Find the value of $\sum_{k=1}^\infty\frac{k^2}{k!}$

Another way to solve this problem is to exploit the context of power series, particularly term-by-term differentiation.

Observe that: $$ e^z=\sum_{k=0}^{\infty} \frac{z^k}{k!}, \quad e^z=\left(e^z\right)^{\prime}=\sum_{k=1}^{\infty} k \cdot \frac{z^{k-1}}{k!}, \quad e^z=\left(e^z\right)^{\prime \prime}=\sum_{k=1}^{\infty} k(k-1) \frac{z^{k-2}}{k!} . $$

Setting $z=1$, one gets: $$ e=\sum_{k=0}^{\infty} \frac{1}{k!}, \quad e=\sum_{k=1}^{\infty} k \cdot \frac{1}{k!}, \quad e=\sum_{k=1}^{\infty}\left(k^2-k\right) \frac{1}{k!} . $$

Adding the second and third equalities, one has $\sum_{k=1}^{\infty} \frac{k^2}{k!}=2e$.

This answer is, in some ways, "just" a rephrasing of the power series answer by Snoopy, but the broader perspective and name-dropping the relevant tools may be useful.
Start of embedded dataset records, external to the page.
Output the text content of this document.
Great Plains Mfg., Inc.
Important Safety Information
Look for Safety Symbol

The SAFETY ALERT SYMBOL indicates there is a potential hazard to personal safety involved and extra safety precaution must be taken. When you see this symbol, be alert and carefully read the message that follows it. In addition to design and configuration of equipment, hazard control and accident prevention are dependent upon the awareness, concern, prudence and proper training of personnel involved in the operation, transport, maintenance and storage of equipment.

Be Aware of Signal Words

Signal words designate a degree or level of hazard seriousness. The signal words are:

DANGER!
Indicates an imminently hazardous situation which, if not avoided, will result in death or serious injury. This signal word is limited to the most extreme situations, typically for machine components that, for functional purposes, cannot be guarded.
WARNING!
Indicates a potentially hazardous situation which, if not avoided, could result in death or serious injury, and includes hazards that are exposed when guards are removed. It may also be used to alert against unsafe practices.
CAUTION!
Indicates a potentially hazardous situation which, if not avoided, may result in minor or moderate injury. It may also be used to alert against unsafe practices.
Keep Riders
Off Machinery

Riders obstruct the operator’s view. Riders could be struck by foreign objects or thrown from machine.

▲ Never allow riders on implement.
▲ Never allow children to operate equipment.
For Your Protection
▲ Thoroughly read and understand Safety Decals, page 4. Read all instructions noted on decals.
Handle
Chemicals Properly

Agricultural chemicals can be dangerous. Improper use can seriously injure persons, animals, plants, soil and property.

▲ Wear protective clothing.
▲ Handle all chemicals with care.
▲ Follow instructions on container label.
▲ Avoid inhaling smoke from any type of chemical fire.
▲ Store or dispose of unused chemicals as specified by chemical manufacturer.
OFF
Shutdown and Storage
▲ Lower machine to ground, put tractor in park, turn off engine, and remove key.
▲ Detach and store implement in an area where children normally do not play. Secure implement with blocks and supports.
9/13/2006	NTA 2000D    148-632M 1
The relevant tool being generating functions. While not the best book on the topic, Herbert Wilf's generatingfunctionology is at least one readily available source on the topic. There are also a lot of closely related work in combinatorial species and umbral calculus. Generating functions come up absolutely everywhere in many guises and very often let us get entire collections of identities for cheap instead of just individual identities. For most generating functions work, we treat them as formal power series, so the question of their convergence doesn't come up.

So let's actually use it. The $n!$ in the denominator suggests we should consider an exponential generating function. Looking at rules, e.g. the ones listed in generatingfunctionology, we see Rule 2' from that book that states (using standard notation rather than the book's):

If $f(x) = \sum_{n=0}^\infty a_n \frac{x^n}{n!}$, then $P(xD)f(x) = \sum_{n=0}^\infty P(n) a_n \frac{x^n}{n!}$ where $P$ is a polynomial and $D$ is the differentiation by $x$ operator.
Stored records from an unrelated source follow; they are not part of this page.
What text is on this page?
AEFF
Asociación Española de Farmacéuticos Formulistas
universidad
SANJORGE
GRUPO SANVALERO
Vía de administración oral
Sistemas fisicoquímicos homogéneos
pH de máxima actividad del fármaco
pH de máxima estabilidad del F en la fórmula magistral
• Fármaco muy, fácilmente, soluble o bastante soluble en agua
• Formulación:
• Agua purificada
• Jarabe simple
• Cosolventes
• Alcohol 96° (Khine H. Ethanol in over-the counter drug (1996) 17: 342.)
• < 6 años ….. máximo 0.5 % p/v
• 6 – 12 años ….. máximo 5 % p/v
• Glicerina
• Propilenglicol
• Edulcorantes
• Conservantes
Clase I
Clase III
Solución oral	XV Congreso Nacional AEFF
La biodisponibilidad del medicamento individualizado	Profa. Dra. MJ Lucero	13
Proving this result is a fairly easy exercise working term-by-term. You can break it down to almost trivial linearity results, the $P(x)Q(x)$ case, and then you simply need to prove that $xDf(x) = \sum_{n=0}^\infty n a_n \frac{x^n}{n!}$ which is easy to verify term-wise.

The proof is straightforward. We note that $e^x$ corresponds to the $a_n\equiv 1$ case, and thus we want $P(n)=n^2$. The above rule immediately gives us that $xDxDe^x$ evaluated at $x=1$ is our desired result. Using that $De^x = e^x$ and the product rule, we easily get $$\begin{align} xDxDe^x &= xDxe^x \\ &= xe^x + x^2De^x \\ &= xe^x + x^2e^x \end{align}$$

Evaluated at $x=1$, this is just $e + e$.

One way to do it is based on the fact that $\displaystyle \sum_{k=0}^\infty \frac1{k!} = e$ and one can do ''change of variable'' in series.

Notice that

\begin{align} \sum_{k=1}^\infty\frac{k^2}{k!} &= \sum_{k=1}^\infty\frac{k}{(k-1)!}&&\text{(cancellation)}\\ &=\sum_{n=0}^\infty\frac{n+1}{n!}&&\text{(change of variable)}\\ &=\sum_{n=0}^\infty\frac{n}{n!}+\sum_{n=0}^\infty\frac{1}{n!}&&\text{(linearity)}\\ &=\left(\sum_{n=1}^\infty\frac{n}{n!}\right)+e \end{align}

Now the problem has been reduced to an ''easier'' one in the sense that the exponent of the numerator goes down to $1$. We can do a similar simplification again:

\begin{align} \sum_{n=1}^\infty\frac{n}{n!} & = \sum_{n=1}^\infty\frac{1}{(n-1)!} = \sum_{n=0}^\infty\frac{1}{k!} = e \end{align}

So $\displaystyle \sum_{k=1}^\infty\frac{k^2}{k!} = e+e=2e$.